Молодой Стонтон некоторое время лежал молча, погруженный в глубокое размышление; когда он наконец заговорил, голос его звучал гораздо спокойнее, чем до сих пор:

— Ты разумная и хорошая девушка, Джини Динс, и я расскажу тебе о своей жизни больше, чем рассказывал кому-либо другому. Да разве это была жизнь? Не жизнь, а сплетение глупостей, преступлений и несчастий. Но запомни: я требую доверия за доверие; это значит, что в этом страшном деле ты полностью подчинишься моему совету и указанию. Только тогда я стану говорить.

— Я сделаю все, что обязана сделать сестра, дочь и христианка, — ответила Джини, — но не рассказывайте мне о ваших тайнах: не годится, если я последую вашим указаниям или стану поступать согласно вашей вере, которая приводит к заблуждениям.

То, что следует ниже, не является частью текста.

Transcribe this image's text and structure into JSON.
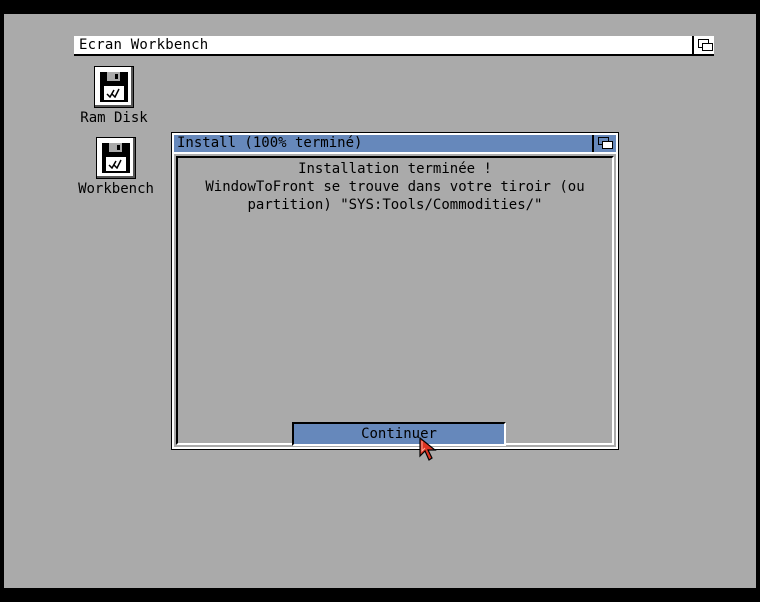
{
  "screen": {
    "title": "Ecran Workbench"
  },
  "desktop_icons": [
    {
      "label": "Ram Disk",
      "icon": "floppy-disk-icon"
    },
    {
      "label": "Workbench",
      "icon": "floppy-disk-icon"
    }
  ],
  "install_window": {
    "title": "Install (100% terminé)",
    "message": "Installation terminée !\nWindowToFront se trouve dans votre tiroir (ou\npartition) \"SYS:Tools/Commodities/\"",
    "continue_label": "Continuer"
  },
  "colors": {
    "desktop": "#aaaaaa",
    "title_bar_active": "#6688bb",
    "pointer": "#dd3322"
  }
}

— Жалкая глупышка! — воскликнул молодой человек. — Посмотри на меня: на голове нет рогов, на ногах нет копыт, а на пальцах нет когтей. Как ты видишь, я вовсе не дьявол, а кроме него, кому еще может прийти в голову разрушать твои верования, которыми ты утешаешь или дурачишь себя? Выслушай меня терпеливо, и когда ты узнаешь, в чем заключается мой совет, ты поймешь, что можешь вознестись с ним хоть на седьмое небо и подъем не станет от этого тяжелей ни на йоту.

Постараемся передать в виде связного рассказа, рискуя, правда, утяжелить его и лишить дословности (обычные последствия разъяснений), те сведения, которые больной излагал то слишком подробно, то, поддавшись волнению, чересчур отрывисто. Кое-что он прочитал по рукописи, которую составил, очевидно, для того, чтобы родственники прочитали ее после его смерти.

— Итак, вкратце: эта отвратительная фурия, эта Маргарет Мардоксон, была женой любимого слуги моего отца — она-то и стала моей кормилицей. Муж ее умер, она жила неподалеку отсюда; у нее была дочь — красивая, но пустоватая девушка; мать старалась выдать ее замуж за богатого и уродливого старика из здешних мест; девушка часто встречалась со мной; мы хорошо знали друг друга, так как были знакомы с детства, и я… одним словом, я поступил с ней подло, — это не было так ужасно, как с твоей сестрой, но тоже достаточно мерзко; ее легкомыслие должно было бы послужить ей защитой. Вскоре после этого меня услали за границу; следует отдать должное моему отцу: если я и стал демоном, то не по его вине, — он всячески старался меня исправить. Когда я вернулся, то узнал, что мать и дочь опозорили себя окончательно и были изгнаны из этой страны. Обнаружилось, что в их бесчестии и бедствии повинен немало и я; мой отец обрушился на меня с гневными словами — мы поссорились. Я покинул родной дом и стал вести беспорядочную, разгульную жизнь, решив навсегда порвать с отцом и не возвращаться в отчий дом.

А теперь мы подходим к нашей истории. Джини, я отдаю тебе в руки не только мою жизнь, которую, Богу известно, не стоит спасать, но и благополучие уважаемого, пожилого человека и честь родовитой семьи. Моя любовь к низкому обществу, как обычно называют погубившие меня свойства характера, была, мне кажется, не совсем обычного свойства, и если бы не развращающее влияние порока, которому я предался так рано, я мог бы найти себе гораздо лучшее применение. Мне доставляли удовольствие не дикий разгул, низкий интеллект и безудержная свобода тех, с кем я был связан, а дух приключений, хладнокровие в минуты опасности и быстрая сообразительность, проявляемые ими в их разбойных налетах на таможенные учреждения или в других подобных проделках. Хорошо ли ты рассмотрела нашу усадьбу? Не правда ли, это прелестный и милый уголок?